Collisions soar at four Tupelo downtown intersections

TUPELO – In the two years since stop signs replaced traffic signals at four downtown intersections, accidents at those locations have more than doubled.
And at one intersection – Green and Elliot streets – the accident rate jumped sevenfold, according to statistics from the Tupelo Police Department.
“I’ve seen at least 12 accidents since they took down the traffic lights,” said Lawrence Deas, an attorney with an office on the corner of Jefferson and Church streets. “There is a near-accident every day. I sit here every day and hear the horns blare all the time.”
In the 21⁄2 years before the switch, Deas’ intersection logged seven accidents. In the two years afterward it had 17.
“I even wrote a letter to each member of the City Council, to the mayor, the Public Works director, to everybody I could think of,” Deas said, “warning that they needed to do something before somebody got seriously hurt or worse.”
The changed after the Tupelo Traffic Committee unanimously voted on the matter Aug. 14, 2007. Members did so based on the recommendation of then-Public Works Director John Pittman, who wanted to improve traffic flow.
But their exact directives weren’t followed.
Minutes show the committee recommended replacing the traffic signals with four-way stops at Jefferson and Church and Jefferson and Broadway.
Instead, they got two-way stops with Jefferson as a through street.
The committee also recommended a three-way stop at Jefferson and Madison, but that intersection kept its signal.
Only the intersections at Green and Elliot and Green and Magazine were changed according to the committee’s recommendation. Both got two-way stops with Green being a through street. Both also saw an increase in accidents.
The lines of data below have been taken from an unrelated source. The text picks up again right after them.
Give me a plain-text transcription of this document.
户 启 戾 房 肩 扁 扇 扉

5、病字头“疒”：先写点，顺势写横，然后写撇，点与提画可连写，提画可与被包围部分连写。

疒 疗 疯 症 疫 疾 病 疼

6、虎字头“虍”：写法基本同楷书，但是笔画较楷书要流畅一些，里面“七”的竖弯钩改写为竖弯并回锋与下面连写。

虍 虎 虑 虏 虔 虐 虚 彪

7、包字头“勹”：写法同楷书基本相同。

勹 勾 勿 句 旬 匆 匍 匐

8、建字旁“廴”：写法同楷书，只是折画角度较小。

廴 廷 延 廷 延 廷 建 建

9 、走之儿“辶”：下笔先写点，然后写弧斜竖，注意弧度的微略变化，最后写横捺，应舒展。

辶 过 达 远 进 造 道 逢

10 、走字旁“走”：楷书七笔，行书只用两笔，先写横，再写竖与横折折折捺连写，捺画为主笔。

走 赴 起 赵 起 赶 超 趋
Tupelo Water & Light Manager Johnny Timmons, who handles traffic signals, said he understood the committee’s recommendations differently than what’s reflected in the minutes.
“I always understood that they wanted Jefferson and Green to be the primary arteries,” he said, “so we didn’t want to shut those down with stop signs.”
Timmons said he has personally received three complaints about safety at those intersections. He said he’ll take the police statistics back to the Traffic Committee and lobby for a change.
The problem, according to another downtown attorney, is that most people assume those intersections are four-way stops. Either motorists on Green and Jefferson stop when there’s no stop signs, or those stopped on the smaller streets assume the other motorists must also stop and they’ll pull out in front of them.
“I have seen probably two wrecks there in the last year, one of them was just the other day,” said Gary Carnathan, whose office is near Broadway and Jefferson. “I have seen probably five or six what I call squalling the tires, putting on the brakes and stopping before a collision. If you pull out on Broadway, you’re going to get nailed.”